The housings 15A and 15B are identical. Only one of them will be described below. Likewise, the doors 17A and 17B are identical, and only one of them will be described below.

The base of the housing 15B is delimited by a first V-shaped bearing surface 21, comprising a first pair of longitudinal faces 23 forming an angle of 90° between them. The first pair of faces 23, viewed in cross-section, converges towards a vertex 25, corresponding to the deepest point of the housing 15B and where the faces 23 join.

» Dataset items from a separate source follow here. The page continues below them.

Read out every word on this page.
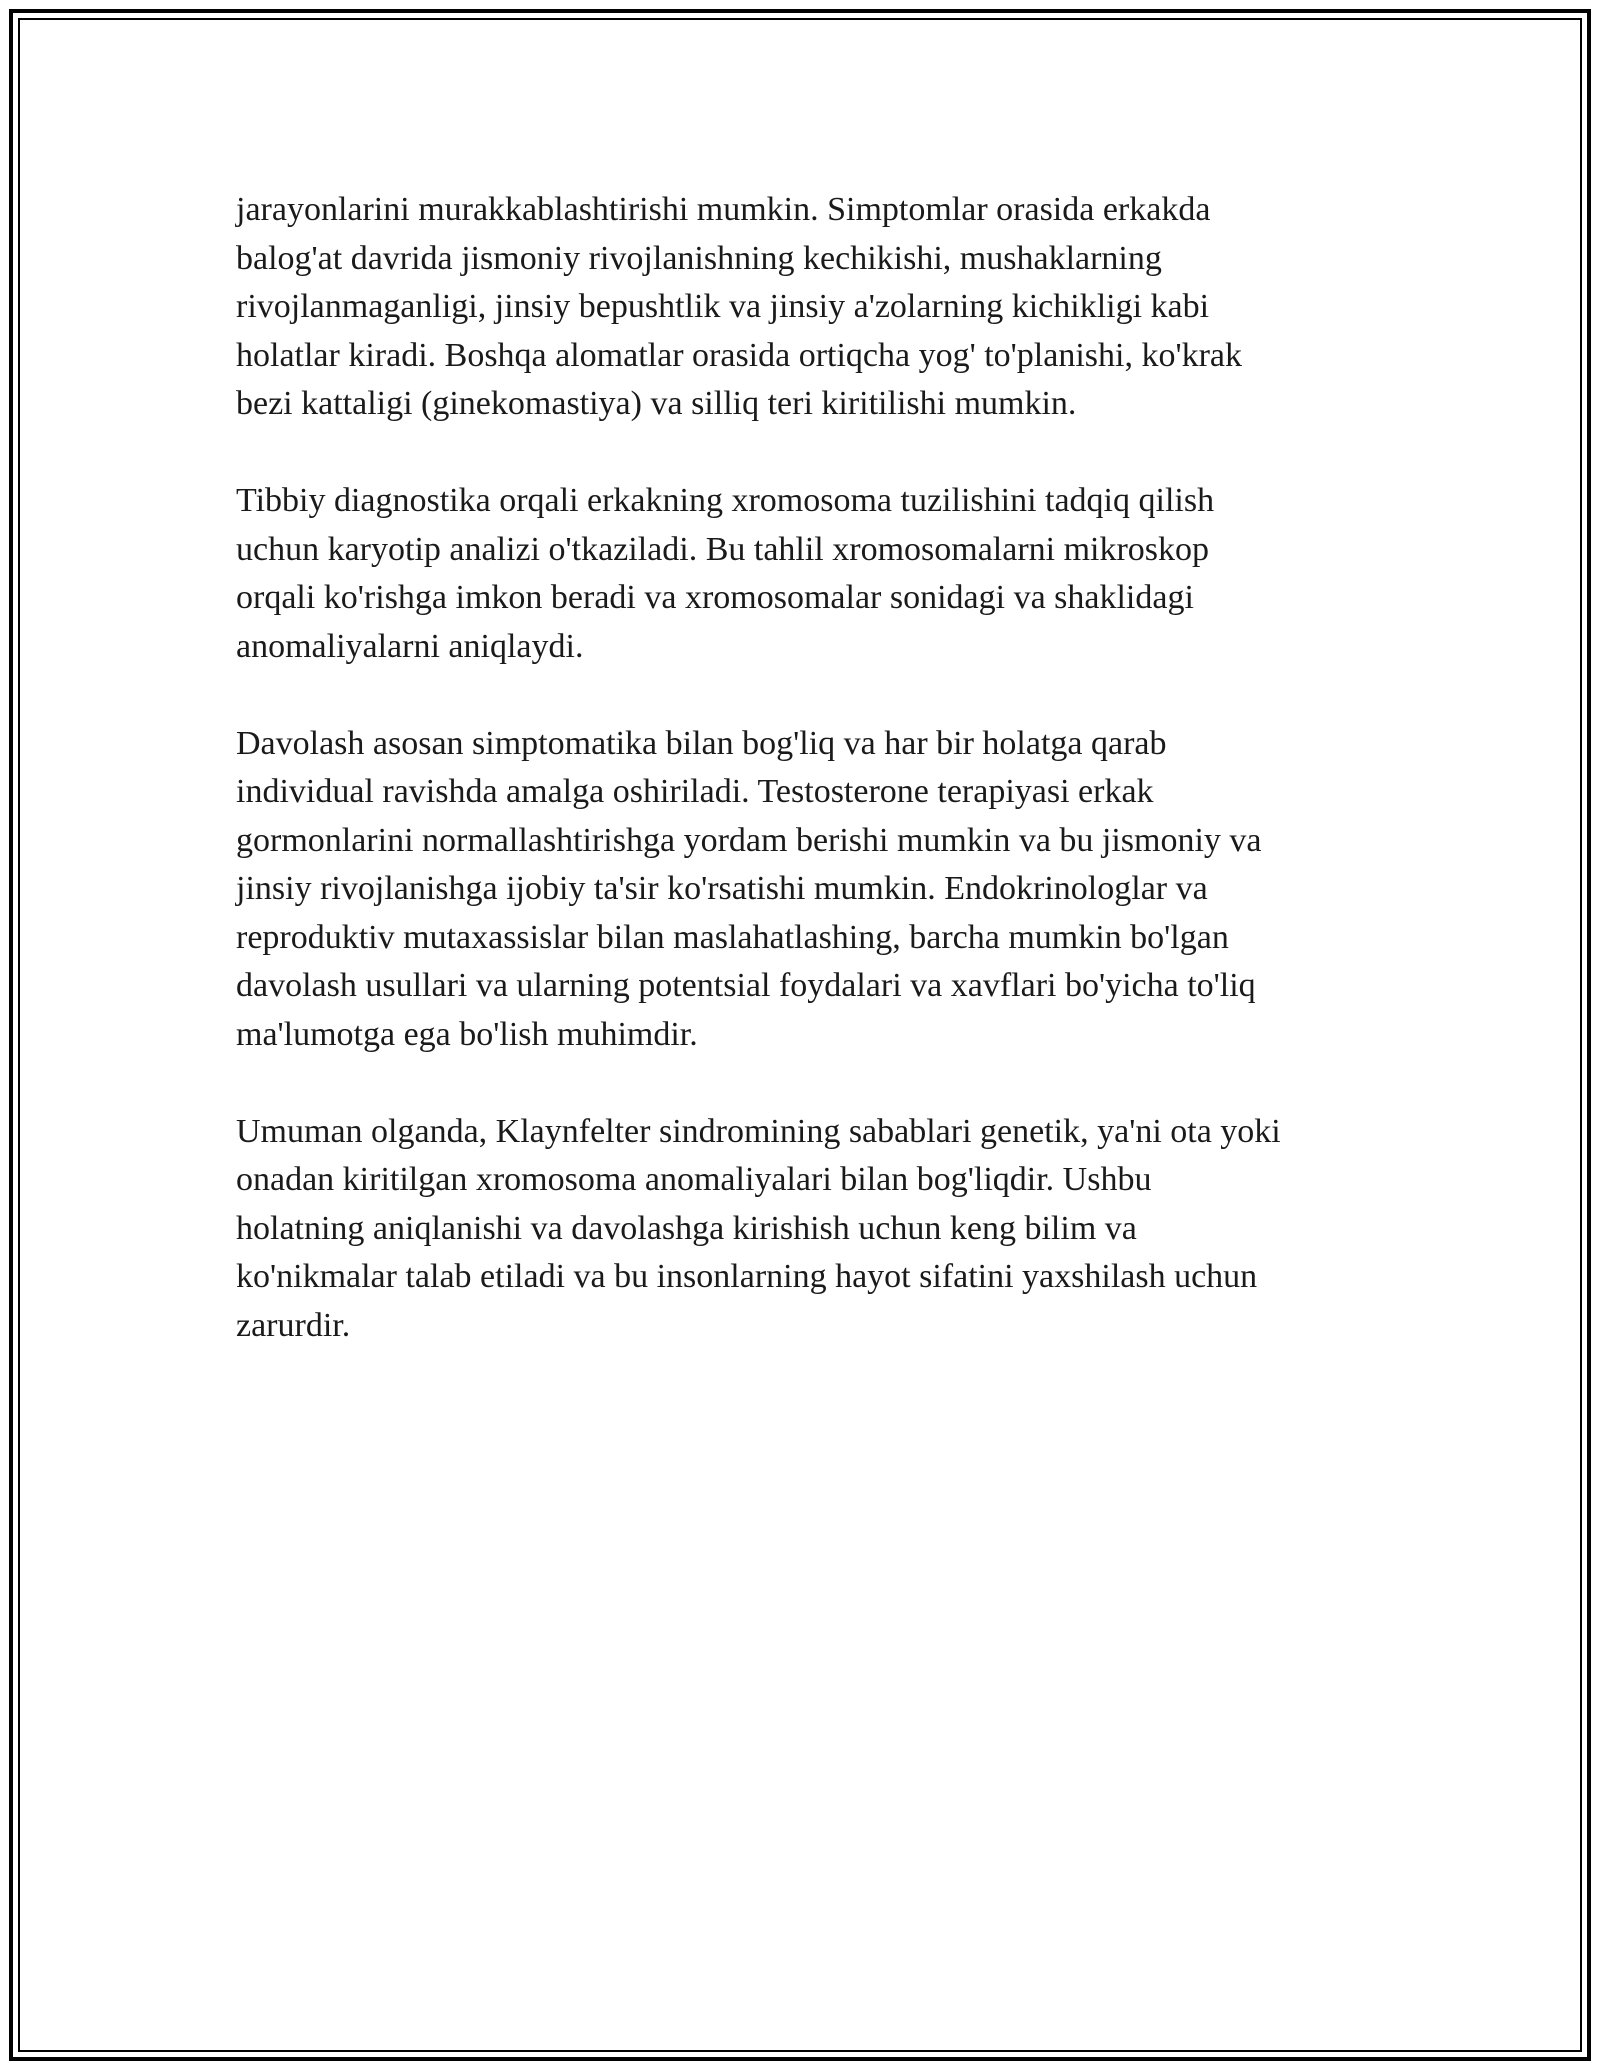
jarayonlarini murakkablashtirishi mumkin. Simptomlar orasida erkakda
balog'at davrida jismoniy rivojlanishning kechikishi, mushaklarning
rivojlanmaganligi, jinsiy bepushtlik va jinsiy a'zolarning kichikligi kabi
holatlar kiradi. Boshqa alomatlar orasida ortiqcha yog' to'planishi, ko'krak
bezi kattaligi (ginekomastiya) va silliq teri kiritilishi mumkin.

Tibbiy diagnostika orqali erkakning xromosoma tuzilishini tadqiq qilish
uchun karyotip analizi o'tkaziladi. Bu tahlil xromosomalarni mikroskop
orqali ko'rishga imkon beradi va xromosomalar sonidagi va shaklidagi
anomaliyalarni aniqlaydi.

Davolash asosan simptomatika bilan bog'liq va har bir holatga qarab
individual ravishda amalga oshiriladi. Testosterone terapiyasi erkak
gormonlarini normallashtirishga yordam berishi mumkin va bu jismoniy va
jinsiy rivojlanishga ijobiy ta'sir ko'rsatishi mumkin. Endokrinologlar va
reproduktiv mutaxassislar bilan maslahatlashing, barcha mumkin bo'lgan
davolash usullari va ularning potentsial foydalari va xavflari bo'yicha to'liq
ma'lumotga ega bo'lish muhimdir.

Umuman olganda, Klaynfelter sindromining sabablari genetik, ya'ni ota yoki
onadan kiritilgan xromosoma anomaliyalari bilan bog'liqdir. Ushbu
holatning aniqlanishi va davolashga kirishish uchun keng bilim va
ko'nikmalar talab etiladi va bu insonlarning hayot sifatini yaxshilash uchun
zarurdir.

The two faces 23 continue towards the top of FIG. 4, that is to say, towards the upper face 19, by way of two lower guide surfaces 27, which are parallel with each other and perpendicular to the face 19, then by way of two upper guide surfaces 29, which are also parallel with each other and perpendicular to the face 19.

The surfaces 27 have between them a transverse spacing less than that of the surfaces 29, with the result that shoulders 31 are formed between the surfaces 27 and 29.

The door 17B extends over the entire longitudinal length of the housing 15B. It is movable between a position, shown in FIG. 4, of holding the nuclear fuel assembly in the housing 15B, and a release position in which the assembly is free with respect to the support 13 and which is shown in FIG. 5. These positions will be described in detail hereinafter.

The door 17B comprises an upper portion 33 and a lower portion 35 of reduced width compared with the portion 33, the width corresponding to the transverse direction when the door is in the holding position. The upper portion 33 therefore comprises two lateral edges 36 projecting one on each side of the portion 35.

The respective widths of the portions 33 and 35 correspond to the transverse spacing between the upper guide surfaces 29 and the lower guide surfaces 27, respectively, and are constant along the entire housing 15B.

The upper portion 33 is delimited on the side remote from the portion 35 by a substantially flat upper surface 37. The lower portion 35 is delimited on the side remote from the portion 33 by a second longitudinal bearing surface 39 having, in a transverse plane, the shape of a W.

The second bearing surface 39 comprises at the centre a second pair of longitudinal faces 41 arranged in the shape of a V and forming an angle of 90° between them. The faces 41 converge towards a second vertex 43 where they join. The second bearing face 39 also comprises two lateral faces 45 extending the faces 41 away from the vertex 43. The faces 45 are substantially perpendicular to the faces 41.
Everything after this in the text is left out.